Scure avrebbe preferito la lotta, gli fu insoffribile quell’umiliazione ch’egli ritenne fanciullesca, e inoltre il non essere mai riuscito gli dette il dolore di una ferita continua; chè s’egli avesse avuto innanzi a sè una tigre avrebbe lottato corpo a corpo, con gioia ed ardore, ma si sentiva vile d’innanzi a Dio. Fin dove la sua forza materiale giungeva, fin ch’egli poteva dire: — Piegati; forzando con le ossute mani la materia, rimaneva nel suo campo di vittoria, nel suo impero. Ma se un uomo forte al par di lui, ed anche più, invece di gridare lanciandosi su lui col coltello, lo tratteneva con dolcezza, egli era come un gufo alla luce, disorientato, avvilito.
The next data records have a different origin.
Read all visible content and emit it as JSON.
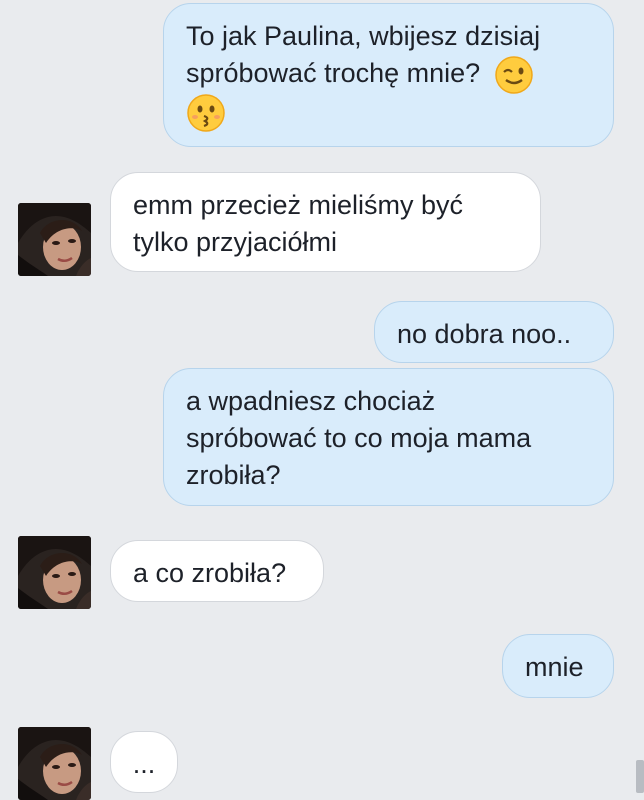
{
  "conversation": {
    "messages": [
      {
        "direction": "outgoing",
        "lines": [
          "To jak Paulina, wbijesz dzisiaj",
          "spróbować trochę mnie?"
        ],
        "emoji": [
          "wink-emoji",
          "kissing-emoji"
        ]
      },
      {
        "direction": "incoming",
        "lines": [
          "emm przecież mieliśmy być",
          "tylko przyjaciółmi"
        ]
      },
      {
        "direction": "outgoing",
        "lines": [
          "no dobra noo.."
        ]
      },
      {
        "direction": "outgoing",
        "lines": [
          "a wpadniesz chociaż",
          "spróbować to co moja mama",
          "zrobiła?"
        ]
      },
      {
        "direction": "incoming",
        "lines": [
          "a co zrobiła?"
        ]
      },
      {
        "direction": "outgoing",
        "lines": [
          "mnie"
        ]
      },
      {
        "direction": "incoming",
        "lines": [
          "..."
        ]
      }
    ]
  },
  "colors": {
    "background": "#e9ebee",
    "outgoing_bubble": "#d9ecfb",
    "incoming_bubble": "#ffffff",
    "text": "#1d2129"
  }
}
Nella sua piccola mente le parole d’Innocenzo risuonavano come uno scherno, come un’ingiuria, tanto che il suo pensiero fu di rendergli l’insulto. Ma egli avrebbe fatto più, la parola non era il suo trionfo.
E tanto meditò, che ebbe il piano concepito e tutto fu pronto all’attuazione della idea che stava fitta nel suo cervello come una seduzione di cosa vergine ed aspra ed avviluppante.
E si decise guardando alla morte come ad un’amante, con un sorriso tetro di libidine sulle labbra violacee e bestiali.
III.
Andò scegliendo fra cespi ove spuntavano presso l’ombra la sanguinaria e la quattrinella, se le compose in grembo.
I fiorelli si ammucchiavano, ella ne percepì il profumo appena sensibile.
Stette la notte sulle cose, Malusa non temeva il silenzio e la tenebra.
Per fruscii che strisciarono fra i cespugli; per foglie che si smossero tremando; per colpi, quasi passi vicini o allontanantesi in invisibili sentieri, non alzò il capo, nè figurò alcuna tema, andò aguzzando l’occhio, sempre curva per ben vedere, movendo passo a passo con lentezza.